Professor Tolkien observes that Denethor was "tainted with mere politics... It had become for him a prime motive to preserve the polity of Gondor, as it was, against another potentate", hating Sauron not because he was an evil being who, morally speaking, had to be opposed, but simply because he threatened Gondor's statehood. By contrast he remarks that "the Elves destroyed their own polity in pursuit of a 'humane' duty" by allowing the Three to fail. (Letter 241)

I think Saruman and Denethor are both leaders who had lost perspective and were not interested in the 'big picture'. Was this a symptom of Sauron's influence? We know that he believed "Eru had simply abandoned Eä, or at any rate Arda, and would not concern himself with it any more" (Morgoth's Ring), so maybe he himself had lost perspective in the same way. All three of them, I think, treated many other people like tools rather than individuals with inherent value, which might explain why they were keen to accuse others of doing the same, especially Gandalf who was the mutual opponent in many respects of all of them, even Denethor from an ideological perspective. Observe that the Mouth of Sauron, too, another of the 'political' characters (along with Smaug in The Hobbit, I might argue) also accuses Gandalf of manipulation while he himself is toying with the Captains of the West. It may have been a limitation of all of them that, incapable of true altruism, they were equally incapable of recognising it in others.
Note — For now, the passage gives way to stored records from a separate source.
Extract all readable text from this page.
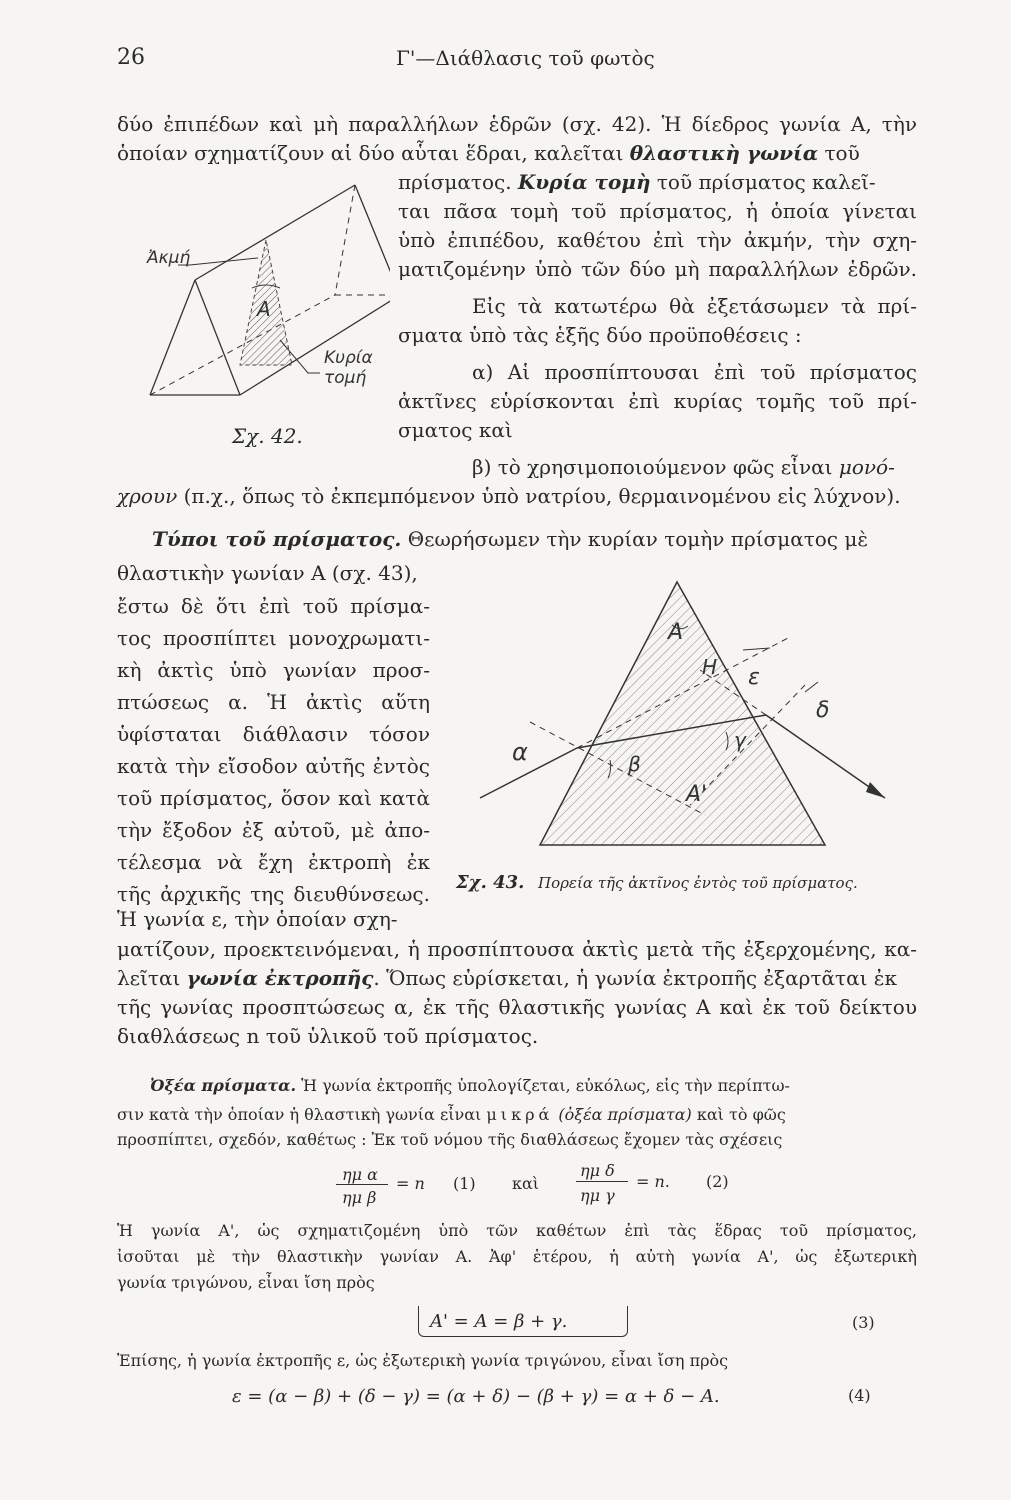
26	Γ'—Διάθλασις τοῦ φωτὸς
δύο ἐπιπέδων καὶ μὴ παραλλήλων ἑδρῶν (σχ. 42). Ἡ δίεδρος γωνία A, τὴν
ὁποίαν σχηματίζουν αἱ δύο αὗται ἕδραι, καλεῖται θλαστικὴ γωνία τοῦ
πρίσματος. Κυρία τομὴ τοῦ πρίσματος καλεῖ-
ται πᾶσα τομὴ τοῦ πρίσματος, ἡ ὁποία γίνεται
ὑπὸ ἐπιπέδου, καθέτου ἐπὶ τὴν ἀκμήν, τὴν σχη-
ματιζομένην ὑπὸ τῶν δύο μὴ παραλλήλων ἑδρῶν.
Εἰς τὰ κατωτέρω θὰ ἐξετάσωμεν τὰ πρί-
σματα ὑπὸ τὰς ἑξῆς δύο προϋποθέσεις :
α) Αἱ προσπίπτουσαι ἐπὶ τοῦ πρίσματος
ἀκτῖνες εὑρίσκονται ἐπὶ κυρίας τομῆς τοῦ πρί-
σματος καὶ
β) τὸ χρησιμοποιούμενον φῶς εἶναι μονό-
χρουν (π.χ., ὅπως τὸ ἐκπεμπόμενον ὑπὸ νατρίου, θερμαινομένου εἰς λύχνον).
Ἀκμή
A
Κυρία
τομή
Σχ. 42.
Τύποι τοῦ πρίσματος. Θεωρήσωμεν τὴν κυρίαν τομὴν πρίσματος μὲ
θλαστικὴν γωνίαν A (σχ. 43),
ἔστω δὲ ὅτι ἐπὶ τοῦ πρίσμα-
τος προσπίπτει μονοχρωματι-
κὴ ἀκτὶς ὑπὸ γωνίαν προσ-
πτώσεως α. Ἡ ἀκτὶς αὕτη
ὑφίσταται διάθλασιν τόσον
κατὰ τὴν εἴσοδον αὐτῆς ἐντὸς
τοῦ πρίσματος, ὅσον καὶ κατὰ
τὴν ἔξοδον ἐξ αὐτοῦ, μὲ ἀπο-
τέλεσμα νὰ ἔχη ἐκτροπὴ ἐκ
τῆς ἀρχικῆς της διευθύνσεως.
Ἡ γωνία ε, τὴν ὁποίαν σχη-
ματίζουν, προεκτεινόμεναι, ἡ προσπίπτουσα ἀκτὶς μετὰ τῆς ἐξερχομένης, κα-
λεῖται γωνία ἐκτροπῆς. Ὅπως εὑρίσκεται, ἡ γωνία ἐκτροπῆς ἐξαρτᾶται ἐκ
τῆς γωνίας προσπτώσεως α, ἐκ τῆς θλαστικῆς γωνίας A καὶ ἐκ τοῦ δείκτου
διαθλάσεως n τοῦ ὑλικοῦ τοῦ πρίσματος.
A
H ε
δ
γ
β
α
A'
Σχ. 43. Πορεία τῆς ἀκτῖνος ἐντὸς τοῦ πρίσματος.
Ὀξέα πρίσματα. Ἡ γωνία ἐκτροπῆς ὑπολογίζεται, εὐκόλως, εἰς τὴν περίπτω-
σιν κατὰ τὴν ὁποίαν ἡ θλαστικὴ γωνία εἶναι μικρά (ὀξέα πρίσματα) καὶ τὸ φῶς
προσπίπτει, σχεδόν, καθέτως : Ἐκ τοῦ νόμου τῆς διαθλάσεως ἔχομεν τὰς σχέσεις
ημ α
ημ β
= n (1) καὶ
ημ δ
ημ γ
= n. (2)
Ἡ γωνία A', ὡς σχηματιζομένη ὑπὸ τῶν καθέτων ἐπὶ τὰς ἕδρας τοῦ πρίσματος,
ἰσοῦται μὲ τὴν θλαστικὴν γωνίαν A. Ἀφ' ἑτέρου, ἡ αὐτὴ γωνία A', ὡς ἐξωτερικὴ
γωνία τριγώνου, εἶναι ἴση πρὸς
A' = A = β + γ.	(3)
Ἐπίσης, ἡ γωνία ἐκτροπῆς ε, ὡς ἐξωτερικὴ γωνία τριγώνου, εἶναι ἴση πρὸς
ε = (α − β) + (δ − γ) = (α + δ) − (β + γ) = α + δ − A.	(4)
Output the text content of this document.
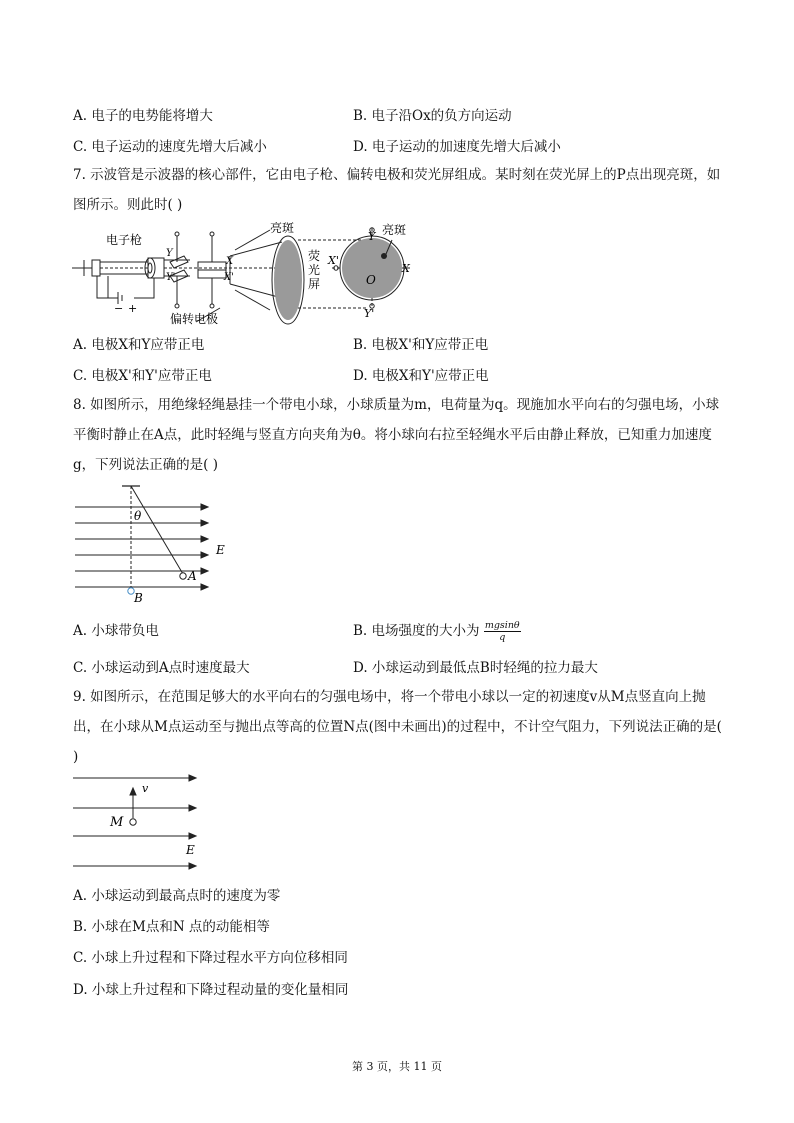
A. 电子的电势能将增大	B. 电子沿Ox的负方向运动
C. 电子运动的速度先增大后减小	D. 电子运动的加速度先增大后减小
7. 示波管是示波器的核心部件，它由电子枪、偏转电极和荧光屏组成。某时刻在荧光屏上的P点出现亮斑，如图所示。则此时( )
电子枪
偏转电极
亮斑	亮斑
荧
光
屏
Y
Y'
X'
X
O
Y
Y'
X
X'
− +
A. 电极X和Y应带正电	B. 电极X'和Y应带正电
C. 电极X'和Y'应带正电	D. 电极X和Y'应带正电
8. 如图所示，用绝缘轻绳悬挂一个带电小球，小球质量为m，电荷量为q。现施加水平向右的匀强电场，小球平衡时静止在A点，此时轻绳与竖直方向夹角为θ。将小球向右拉至轻绳水平后由静止释放，已知重力加速度g，下列说法正确的是( )
θ
E
A
B
A. 小球带负电	B. 电场强度的大小为 $\frac{mgsin\theta}{q}$
C. 小球运动到A点时速度最大	D. 小球运动到最低点B时轻绳的拉力最大
9. 如图所示，在范围足够大的水平向右的匀强电场中，将一个带电小球以一定的初速度v从M点竖直向上抛出，在小球从M点运动至与抛出点等高的位置N点(图中未画出)的过程中，不计空气阻力，下列说法正确的是( )
v
M
E
A. 小球运动到最高点时的速度为零
B. 小球在M点和N 点的动能相等
C. 小球上升过程和下降过程水平方向位移相同
D. 小球上升过程和下降过程动量的变化量相同
第 3 页，共 11 页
But I think it might come down to an idea which is borne out in a study of how Sauron's early utopianism was perverted so easily into tyranny and evil: because it exacerbated one's tendency to view other people as either tools or obstacles (thus forgetting that the designs were originally meant to be in the interests of everyone, which is to say the people about whom they not longer cared beyond their instrumentation). Gandalf was an obstacle, but an obstacle of sufficient power that they viewed him as being of the same nature as they were. I daresay Denethor and Saruman, who allegedly did encounter each other in the Stones, also harboured similar feelings about each other.